Find a way to judge the number of bytes of String stored in the UTF-8 in JavaScript, find a lot of documents about Unicode on the internet, the most important thing is that the storage length corresponding to the character encoding value is recently entangled with JavaScript.
The character set of the database is UTF-8 and takes up byte length when you use JavaScript on the page to verify the input text is stored in the UTF-8. The String object in JavaScript has the length attribute, But it calculates the number of characters, not the number of bytes (The problem is always repeated. Remember that when I used Delphi, you have to write a program to calculate the number of characters in the String, because the length of the String in Delphi is the number of bytes ...). The best way to be lazy is to set the maximum length of the verification code to 1/3 of the length of the corresponding field in the database, but this is not suitable for accuracy.

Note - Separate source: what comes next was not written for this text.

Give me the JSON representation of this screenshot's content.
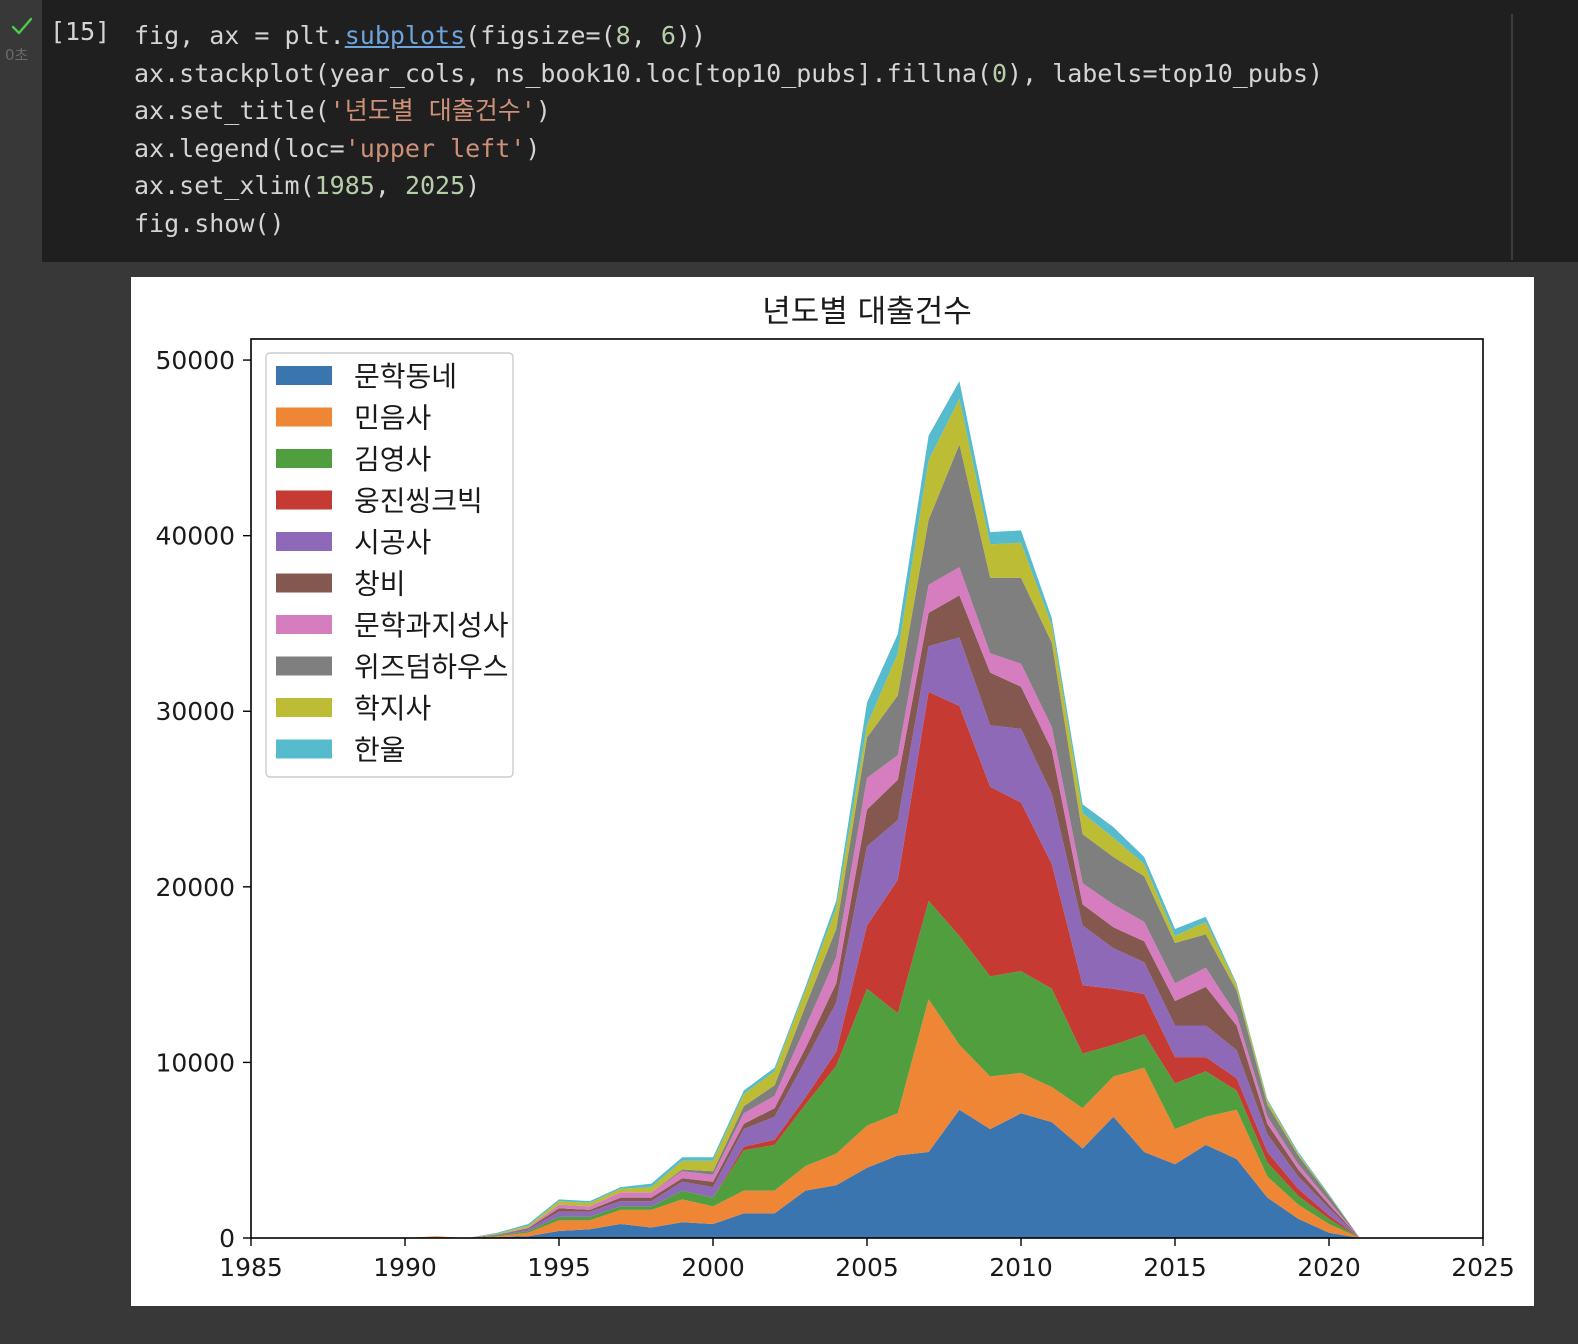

So I want to determine the number of bytes of String stored in the UTF-8 in JavaScript, find a lot of documents about Unicode on the Internet, the most important is the storage length of the character encoding value:
UCS-2 encoding (HEX) UTF-8 byte stream (Binary)
0000-007F 0 xxxxxxx (1 byte)
0080-07FF 110 xxxxx 10 xxxxxx (2 bytes)
0800-FFFF 1110 xxxx 10 xxxxxx 10 xxxxxx (3 bytes)
The Code is as follows:
[
The Code is as follows:
Function mbStringLength (s ){
Var totalLength = 0;
Var I;
Var charCode;
For (I = 0; I <s. length; I ++ ){
CharCode = s. charCodeAt (I );
If (charCode <0x007f ){
TotalLength = totalLength + 1;
} Else if (0x0080 <= charCode) & (charCode <= 0x07ff )){
TotalLength + = 2;
} Else if (0x0800 <= charCode) & (charCode <= 0 xffff )){
TotalLength + = 3;
}
}
// Alert (totalLength );
Return totalLength;
}
In fact, characters between 0x0080 and 0x07ff are rarely used in actual user input.